Sandvik beats hot field to take out Deswik

Equipment maker to establish ‘digital mining’ arm

Mining equipment maker Sandvik has acquired fast-growing Australian mining software and services company Deswik to “fill a value chain gap”. The publicly-owned Sandvik didn’t disclose a purchase price, but based on recent transactions in the sector and the quality of Deswik’s revenues and earnings, Sandvik should have paid well north of A$500 million for the cornerstone of its new Digital Mining Technologies division.

At least 10 companies are understood to have put in bids for Deswik, established in 2008. Among a dwindling band of independent mining technology and services companies generating US$50-100 million of annual sales, Deswik has grown the fastest during and post the recent severe mining market downturn.

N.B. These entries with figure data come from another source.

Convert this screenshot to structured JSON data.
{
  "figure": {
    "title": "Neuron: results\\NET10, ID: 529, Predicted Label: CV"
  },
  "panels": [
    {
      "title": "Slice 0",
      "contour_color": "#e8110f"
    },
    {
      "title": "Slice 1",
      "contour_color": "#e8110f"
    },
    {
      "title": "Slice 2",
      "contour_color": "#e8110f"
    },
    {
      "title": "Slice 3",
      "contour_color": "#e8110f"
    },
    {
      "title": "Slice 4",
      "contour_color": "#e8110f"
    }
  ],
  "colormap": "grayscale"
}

US-based Bentley Systems paid more than 10-times Seequent’s annual revenues in forking out US$1 billion for the New Zealand mining software company. Scotland-headquartered Weir Group has just agreed to pay upfront more than 10-times the annual sales of Canada’s Motion Metrics.

Deswik’s circa-A$80 million of annual revenue – about 45% recurring – and c30% EBITA margin made it a plum target in a market that has seen large mining suppliers, private equity groups and banks circling the few remaining, quality independently-owned mining tech companies that have achieved some scale.

Privately-owned Maptek is an Australia-based international mining software and technology company with higher annual sales than Deswik, primed for strong growth next year, that will likely have a similar A$500 million-to-$1 billion price tag on it.

Sandvik says the deal is due to close in the March quarter next year. It expects to incur about US$5.5 million of transaction costs in the current quarter.

The company’s new Digital Mining Technologies unit within its Sandvik Mining and Rock Solutions business will combine Sandvik’s organically-developed automation technologies and the acquired Newtrax telemetry and collision avoidance products.

“By acquiring Deswik, Sandvik gains a top-tier supplier of integrated software platforms that support digitalisation throughout mine planning stages, with more than 10,000 current licences,” Sandvik said.

“Deswik has a high-quality customer base, and its strong profitable growth and low customer churn will further enhance Sandvik’s presence within software and digitalisation, and help accelerate growth.”

Established by Adam White, Ian Lawler and Wayne Romer, who all had backgrounds in mining and then software sales and development, Deswik has about 300 employees in 10 countries. Its headquarters is in Brisbane, Queensland.

Its core software suite includes computer-aided 3D mine design, scheduling, operations planning, mining data management and geological mapping. It also provides mine planning and scoping services, software implementation and training.